Nobody really remembers to BLESS those patterns… they are rarely seen as something that actually saved us, allowed us to not shatter further, something that soothed or calmed or allowed us to detach so that we could protect our tender insides.
Instead… we demonize the pattern. We forget that once upon a time it had a real job to do, a purpose… even though the pattern hung around longer than we may have wished… we acclimated, got used to protecting ourselves in ways that were no longer helpful… and then the self loathing, self judgment, lack of compassion and disconnection got revved up.
It’s hard to break a pattern that was part of your survival, just for starters. IT’s hard. We come to rely on it, we believe things that tell us we won’t survive without it… Maybe we know some part of this doesn’t make sense but… we fear feeling more vulnerable, being more at the mercy of the emotions and experiences stored in our tissues and in our world… that we feel we may not be able to manage…
So trying to go head-to-head with the pattern… whether it’s emotional or binge eating, or another substance, or a way of behaving in relationships, or other coping styles we use to get by… there is so much fear there… that anything heavy handed doesn’t work without a LOT of support and a new sort of belief system, like the 12-step programs for example.
But otherwise…
It’s helpful to have some healthy respect for the fear.
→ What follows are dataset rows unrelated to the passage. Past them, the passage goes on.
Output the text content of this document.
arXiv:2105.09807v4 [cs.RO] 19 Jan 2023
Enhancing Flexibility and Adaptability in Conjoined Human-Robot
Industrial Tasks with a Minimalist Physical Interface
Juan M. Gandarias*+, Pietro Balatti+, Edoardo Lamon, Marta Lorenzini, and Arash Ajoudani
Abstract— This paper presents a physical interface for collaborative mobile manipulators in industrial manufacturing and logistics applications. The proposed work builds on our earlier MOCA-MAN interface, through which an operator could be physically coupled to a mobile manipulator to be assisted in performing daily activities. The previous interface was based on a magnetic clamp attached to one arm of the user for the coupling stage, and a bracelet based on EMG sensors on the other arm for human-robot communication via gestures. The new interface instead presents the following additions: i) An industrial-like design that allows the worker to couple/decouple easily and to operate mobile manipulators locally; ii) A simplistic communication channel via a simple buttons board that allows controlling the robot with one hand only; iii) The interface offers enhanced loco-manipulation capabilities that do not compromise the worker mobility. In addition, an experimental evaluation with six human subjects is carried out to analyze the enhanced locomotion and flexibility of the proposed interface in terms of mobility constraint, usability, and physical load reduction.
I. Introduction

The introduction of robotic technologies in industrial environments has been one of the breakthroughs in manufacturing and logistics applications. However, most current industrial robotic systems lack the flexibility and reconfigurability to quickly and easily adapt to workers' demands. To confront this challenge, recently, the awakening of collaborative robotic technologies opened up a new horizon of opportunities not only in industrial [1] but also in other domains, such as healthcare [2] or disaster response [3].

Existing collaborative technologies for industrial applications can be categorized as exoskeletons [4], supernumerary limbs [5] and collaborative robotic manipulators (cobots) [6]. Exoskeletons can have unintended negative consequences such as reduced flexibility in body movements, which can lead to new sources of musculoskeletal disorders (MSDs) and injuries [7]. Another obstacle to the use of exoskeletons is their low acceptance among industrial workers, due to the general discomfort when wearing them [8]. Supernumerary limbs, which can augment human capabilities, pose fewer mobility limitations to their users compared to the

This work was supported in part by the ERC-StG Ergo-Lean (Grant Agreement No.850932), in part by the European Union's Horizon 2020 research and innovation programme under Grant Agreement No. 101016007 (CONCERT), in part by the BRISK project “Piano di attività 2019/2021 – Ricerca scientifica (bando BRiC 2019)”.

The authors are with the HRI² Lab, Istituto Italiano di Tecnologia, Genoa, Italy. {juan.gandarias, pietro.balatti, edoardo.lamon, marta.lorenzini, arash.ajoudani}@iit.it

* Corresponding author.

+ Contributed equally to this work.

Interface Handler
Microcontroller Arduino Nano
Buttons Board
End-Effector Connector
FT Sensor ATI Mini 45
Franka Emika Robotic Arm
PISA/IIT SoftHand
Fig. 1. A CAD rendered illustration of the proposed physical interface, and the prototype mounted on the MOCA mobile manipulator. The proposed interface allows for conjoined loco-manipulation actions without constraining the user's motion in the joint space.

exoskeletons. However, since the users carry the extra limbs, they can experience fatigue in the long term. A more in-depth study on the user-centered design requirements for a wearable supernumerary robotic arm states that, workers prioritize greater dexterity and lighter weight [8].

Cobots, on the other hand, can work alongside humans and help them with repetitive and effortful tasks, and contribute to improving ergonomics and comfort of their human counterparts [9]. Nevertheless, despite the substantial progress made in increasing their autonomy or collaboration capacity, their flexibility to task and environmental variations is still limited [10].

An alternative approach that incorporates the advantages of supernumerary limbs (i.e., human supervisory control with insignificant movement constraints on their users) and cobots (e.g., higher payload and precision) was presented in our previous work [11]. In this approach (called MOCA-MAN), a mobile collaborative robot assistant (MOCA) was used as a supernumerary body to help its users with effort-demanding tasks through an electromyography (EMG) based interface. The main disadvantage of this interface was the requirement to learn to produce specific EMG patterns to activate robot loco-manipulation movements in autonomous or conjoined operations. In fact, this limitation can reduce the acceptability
And for the power of the pattern. And for the beliefs about how it ‘saves’ you.. The sense of not being able to ‘survive’ without the thing…
And having love and compassion for this fear.. this predicament… trying to take some of the judgment out while also realizing this pattern has some deep roots now.
And then.. and then.
Coming back to the physical plane. Coming back to the body and the senses. Coming back to the moment and not getting lose in the memories and the past and what has happened or what you’ve ‘always’ done and fear you always will.
Flooding the senses with bits of beauty, of rest, of pleasure, of comfort. Asking in the moment “What would feel better right now?”. Looking for the smallest crack of light. Breathing slow and deep with your hand to your heart.
Feeding yourself well in every sense of the word in every way possible. Finding the gentlest way forward. Asking yourself and the receptive intuitive part of your brain… “What would be a more fun way to solve this” and LISTEN.. listen to what that wise part of you might offer.
Come at the pattern with love.. with respect, with gentleness and appreciation. Come with a memory of how it did actually serve you at one time and maybe then it really was the best you could do.
That feels better. It’s spring… there is energy behind new beginnings and letting things move and grow… let it support you while you gently love yourself into more wholeness.